Differentiation into osteoblasts was achieved by culturing mesodermally induced iPSC in osteogenic medium for up to 8 weeks. An osteoblastic phenotype was confirmed using specific histochemical stains (alizarin red staining demonstrates calcium deposition and mineralisation while von Kossa stains phosphate deposition) and specific mRNA markers (Runx2, Col1a1, Spp1 and Flt1). The acid test to evaluate the use of these cells in bone formation is the ability to maintain their differentiated osteoblast phenotype when seeded into 3D scaffolds, such as gel-foam carriers which are biodegradable gelatin matrixes. In vitro analysis at 48 hours and 2 weeks post implantation of the cells into the gel-foam carrier, showed an increase in osteoblast cell number and matrix secretion at 2 weeks, maintenance of Runx2, CollA1 and Spp1 expression at 48 hours and increased Colla1 and Spp1 at 2 weeks. In vivo analysis utilised gel-foam cubes seeded with cells that were subcutaneously implanted on the dorsal aspect of immunocompetent ICR (Imprinting Control Region) mice. After 12 weeks, analysis showed no tumour formation, evidence of recruitment of host derived vasculature (rather than vasculature derived from the implanted cells) and staining demonstrated the presence of calcium in the implants and the presence of osteoblast markers, all suggestive of some in vivo functionality of these cells.

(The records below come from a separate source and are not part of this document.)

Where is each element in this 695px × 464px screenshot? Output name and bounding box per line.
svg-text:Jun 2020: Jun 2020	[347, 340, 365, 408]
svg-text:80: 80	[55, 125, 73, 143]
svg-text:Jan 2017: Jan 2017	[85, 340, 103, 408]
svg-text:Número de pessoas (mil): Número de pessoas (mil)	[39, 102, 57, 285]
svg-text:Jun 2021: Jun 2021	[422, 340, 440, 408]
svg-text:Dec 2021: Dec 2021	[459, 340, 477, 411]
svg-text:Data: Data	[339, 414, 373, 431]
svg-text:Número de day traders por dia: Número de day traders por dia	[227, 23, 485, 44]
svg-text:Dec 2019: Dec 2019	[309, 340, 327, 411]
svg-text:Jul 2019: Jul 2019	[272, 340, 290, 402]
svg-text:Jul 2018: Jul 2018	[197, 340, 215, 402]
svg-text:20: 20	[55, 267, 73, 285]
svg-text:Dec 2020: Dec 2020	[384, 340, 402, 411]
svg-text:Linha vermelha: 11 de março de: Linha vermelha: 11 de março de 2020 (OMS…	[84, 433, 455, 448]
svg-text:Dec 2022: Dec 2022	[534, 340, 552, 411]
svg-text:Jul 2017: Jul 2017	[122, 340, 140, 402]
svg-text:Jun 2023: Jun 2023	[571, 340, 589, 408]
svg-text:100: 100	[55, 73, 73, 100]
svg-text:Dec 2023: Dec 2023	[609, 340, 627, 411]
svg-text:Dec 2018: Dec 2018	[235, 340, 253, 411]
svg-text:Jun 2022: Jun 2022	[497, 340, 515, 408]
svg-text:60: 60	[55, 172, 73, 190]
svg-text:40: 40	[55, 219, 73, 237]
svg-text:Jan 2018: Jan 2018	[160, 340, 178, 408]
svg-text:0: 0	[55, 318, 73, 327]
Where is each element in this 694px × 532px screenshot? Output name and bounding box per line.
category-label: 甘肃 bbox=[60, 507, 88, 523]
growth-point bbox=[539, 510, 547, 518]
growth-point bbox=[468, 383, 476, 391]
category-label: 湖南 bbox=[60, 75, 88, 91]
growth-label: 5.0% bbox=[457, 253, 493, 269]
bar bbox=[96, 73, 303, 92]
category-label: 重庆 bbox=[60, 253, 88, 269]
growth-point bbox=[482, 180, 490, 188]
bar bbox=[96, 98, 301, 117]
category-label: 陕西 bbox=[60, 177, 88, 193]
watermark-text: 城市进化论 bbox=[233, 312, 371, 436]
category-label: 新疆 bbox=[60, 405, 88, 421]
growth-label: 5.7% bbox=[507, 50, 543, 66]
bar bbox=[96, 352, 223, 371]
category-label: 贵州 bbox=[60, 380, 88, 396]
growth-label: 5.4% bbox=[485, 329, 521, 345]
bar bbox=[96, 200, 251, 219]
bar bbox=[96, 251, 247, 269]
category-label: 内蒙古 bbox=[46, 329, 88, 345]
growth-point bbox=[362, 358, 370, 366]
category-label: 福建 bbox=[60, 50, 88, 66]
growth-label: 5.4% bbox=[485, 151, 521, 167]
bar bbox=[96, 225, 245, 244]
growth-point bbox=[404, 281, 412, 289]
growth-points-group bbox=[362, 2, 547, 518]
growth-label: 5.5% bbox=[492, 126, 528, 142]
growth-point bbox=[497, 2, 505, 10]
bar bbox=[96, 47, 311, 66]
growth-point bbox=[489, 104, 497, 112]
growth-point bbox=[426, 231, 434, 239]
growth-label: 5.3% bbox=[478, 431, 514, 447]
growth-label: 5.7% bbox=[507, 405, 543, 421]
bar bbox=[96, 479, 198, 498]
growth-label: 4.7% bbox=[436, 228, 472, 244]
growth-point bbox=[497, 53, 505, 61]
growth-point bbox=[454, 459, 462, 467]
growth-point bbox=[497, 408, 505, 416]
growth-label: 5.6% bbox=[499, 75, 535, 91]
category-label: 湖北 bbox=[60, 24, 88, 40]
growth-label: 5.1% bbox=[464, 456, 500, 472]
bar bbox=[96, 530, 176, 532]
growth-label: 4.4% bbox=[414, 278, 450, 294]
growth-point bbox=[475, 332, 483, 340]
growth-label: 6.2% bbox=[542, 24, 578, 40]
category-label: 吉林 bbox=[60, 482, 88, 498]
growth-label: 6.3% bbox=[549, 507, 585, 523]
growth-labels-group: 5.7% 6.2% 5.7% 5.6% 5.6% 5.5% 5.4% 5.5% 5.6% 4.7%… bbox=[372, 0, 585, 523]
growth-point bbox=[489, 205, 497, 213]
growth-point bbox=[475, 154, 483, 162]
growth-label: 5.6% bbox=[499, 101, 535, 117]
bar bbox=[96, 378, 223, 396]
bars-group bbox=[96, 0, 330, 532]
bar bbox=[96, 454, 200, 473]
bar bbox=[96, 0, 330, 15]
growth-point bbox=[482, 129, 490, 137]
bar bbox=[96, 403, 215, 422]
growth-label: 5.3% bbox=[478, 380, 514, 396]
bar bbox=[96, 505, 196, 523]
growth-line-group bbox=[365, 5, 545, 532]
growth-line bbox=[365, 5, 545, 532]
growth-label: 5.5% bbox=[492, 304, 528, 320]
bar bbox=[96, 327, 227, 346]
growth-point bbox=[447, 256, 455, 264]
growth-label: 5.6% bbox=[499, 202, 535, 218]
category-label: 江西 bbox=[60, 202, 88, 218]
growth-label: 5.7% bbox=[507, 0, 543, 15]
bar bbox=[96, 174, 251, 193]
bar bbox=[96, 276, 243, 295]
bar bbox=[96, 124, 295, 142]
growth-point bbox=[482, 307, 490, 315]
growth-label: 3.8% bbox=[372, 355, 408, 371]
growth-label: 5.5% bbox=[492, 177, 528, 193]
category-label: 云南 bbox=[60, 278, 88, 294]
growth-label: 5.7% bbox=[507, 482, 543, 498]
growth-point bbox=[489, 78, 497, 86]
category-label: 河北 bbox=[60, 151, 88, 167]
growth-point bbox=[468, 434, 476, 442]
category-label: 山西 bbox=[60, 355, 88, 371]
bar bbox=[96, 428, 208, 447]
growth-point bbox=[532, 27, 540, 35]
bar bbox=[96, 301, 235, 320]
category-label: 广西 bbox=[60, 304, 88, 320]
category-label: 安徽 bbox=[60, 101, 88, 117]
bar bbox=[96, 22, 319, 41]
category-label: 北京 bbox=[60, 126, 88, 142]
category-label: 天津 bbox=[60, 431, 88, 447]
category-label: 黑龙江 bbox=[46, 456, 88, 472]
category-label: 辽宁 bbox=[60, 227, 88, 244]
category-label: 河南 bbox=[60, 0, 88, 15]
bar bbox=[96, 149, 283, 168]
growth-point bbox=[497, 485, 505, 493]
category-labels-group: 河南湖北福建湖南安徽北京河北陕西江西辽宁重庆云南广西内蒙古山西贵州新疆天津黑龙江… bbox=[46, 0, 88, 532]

Overall, Bilousova et al.are the first to show that iPSC-derived osteoblasts can maintain their phenotype when cultured on a 3D scaffold both in vitro and in vivo. These results therefore show much promise for iPSC-mediated regeneration of the musculoskeletal system. These are also encouraging results in light of another studies showing that iPSC-derived cells (hemangioblasts and retinal pigmented epithelium cells) have limited expansion capability and senesce very early post-differentiation, therefore suggesting that iPSC-derived cells for cellular therapy would be of little use (Feng et al.).